A sports student has been left paralysed after treading on a sea urchin while on holiday in Greece.

Callum Hall, 20, stepped on the creature after jumping off a boat into the sea off the island of Skiathos while holidaying with his girlfriend, Ailish Wilkinson.

According to The Sun, the trainee PE teacher said: "It felt like a bee sting. I pulled three black spines out of my toe and thought no more of it."

But three weeks later, back at home in Leeds, he developed a harmful infection, thought to be a reaction to the creature's venom, and an abscess twice the size of a tennis ball grew on his spine then burst, reportedly leaving him close to death.

He said: "My legs just stopped working. The infection was compressing my spine.

"I was told I had only hours to live and needed a life-saving operation."

British student paralysed after stepping on sea urchin on holiday in Greece
British student paralysed after stepping on sea urchin on holiday in Greece


He underwent the surgery to remove the abscess at Leeds General Infirmary, but was left paralysed from the chest down.

Callum now plans to defy doctors who said he has little chance of walking again, and also plans to take part in the 2016 Paralympic Games in Brazil.

According to news.com.au, he said: "There is still time and hope... but I will need financial help in order to get the right equipment, physio and resources I need to walk."

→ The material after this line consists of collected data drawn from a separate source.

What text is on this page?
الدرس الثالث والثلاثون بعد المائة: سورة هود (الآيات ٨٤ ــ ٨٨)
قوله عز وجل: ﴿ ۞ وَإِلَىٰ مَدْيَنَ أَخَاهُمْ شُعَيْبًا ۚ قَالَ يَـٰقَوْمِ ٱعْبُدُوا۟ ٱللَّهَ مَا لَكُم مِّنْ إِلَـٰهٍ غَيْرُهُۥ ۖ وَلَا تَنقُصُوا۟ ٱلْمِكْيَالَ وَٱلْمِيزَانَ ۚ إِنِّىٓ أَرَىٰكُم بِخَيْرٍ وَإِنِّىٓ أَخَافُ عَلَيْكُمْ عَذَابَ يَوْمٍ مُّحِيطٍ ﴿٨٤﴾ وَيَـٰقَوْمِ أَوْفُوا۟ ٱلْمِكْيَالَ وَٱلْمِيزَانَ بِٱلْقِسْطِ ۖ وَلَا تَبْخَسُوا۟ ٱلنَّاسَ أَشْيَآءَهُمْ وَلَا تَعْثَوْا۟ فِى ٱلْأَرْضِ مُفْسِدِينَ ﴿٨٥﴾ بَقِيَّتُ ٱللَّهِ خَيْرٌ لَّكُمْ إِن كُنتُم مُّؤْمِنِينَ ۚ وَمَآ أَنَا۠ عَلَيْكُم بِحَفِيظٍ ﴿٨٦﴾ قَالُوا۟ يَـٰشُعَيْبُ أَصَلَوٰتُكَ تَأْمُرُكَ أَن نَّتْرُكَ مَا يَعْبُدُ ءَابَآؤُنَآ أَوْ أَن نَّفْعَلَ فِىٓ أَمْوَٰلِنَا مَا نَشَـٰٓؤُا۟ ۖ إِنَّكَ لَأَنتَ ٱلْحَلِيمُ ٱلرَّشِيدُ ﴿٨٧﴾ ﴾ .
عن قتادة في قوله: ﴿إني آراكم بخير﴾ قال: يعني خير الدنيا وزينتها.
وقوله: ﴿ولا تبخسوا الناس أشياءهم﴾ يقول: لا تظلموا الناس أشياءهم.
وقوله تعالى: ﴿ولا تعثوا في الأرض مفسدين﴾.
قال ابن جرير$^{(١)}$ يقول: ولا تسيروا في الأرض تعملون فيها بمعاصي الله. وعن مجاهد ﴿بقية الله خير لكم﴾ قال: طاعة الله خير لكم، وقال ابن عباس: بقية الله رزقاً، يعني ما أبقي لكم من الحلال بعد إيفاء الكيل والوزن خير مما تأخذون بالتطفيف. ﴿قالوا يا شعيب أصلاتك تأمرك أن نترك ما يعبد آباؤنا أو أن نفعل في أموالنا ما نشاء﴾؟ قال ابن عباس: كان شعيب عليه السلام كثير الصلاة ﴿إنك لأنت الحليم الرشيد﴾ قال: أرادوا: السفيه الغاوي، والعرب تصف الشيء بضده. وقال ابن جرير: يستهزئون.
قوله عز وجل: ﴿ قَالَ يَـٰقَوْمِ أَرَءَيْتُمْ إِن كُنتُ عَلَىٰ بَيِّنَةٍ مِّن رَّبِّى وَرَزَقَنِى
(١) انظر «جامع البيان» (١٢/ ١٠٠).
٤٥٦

According to the Daily Mail, Mr Hall trod on the sea urchin last summer and left hospital in a wheelchair last week.

He has so far regained some movement in his abdomen and can wiggle his toes, and told the paper: "I have accepted the process is going to take time but I am determined to prove the doctors wrong who said I have a small chance of being able to walk again."

He added the he is just grateful to be alive: "I was incredibly unlucky. There is only a one in 50,000 chance of an abscess like that on your spine and it's almost unheard of for a sea urchin to cause it. But I am just glad to be alive."

A sea urchin's spines, long and sharp in some species, protect the urchin from predators. They inflict a painful wound when they penetrate human skin, but are usually not dangerous.

Experts are not clear if the spines are venomous, unlike the pedicellariae - small claw-shaped structures commonly found on sea urchins between the spines - which are venomous, and could have been the cause of Callum's infection.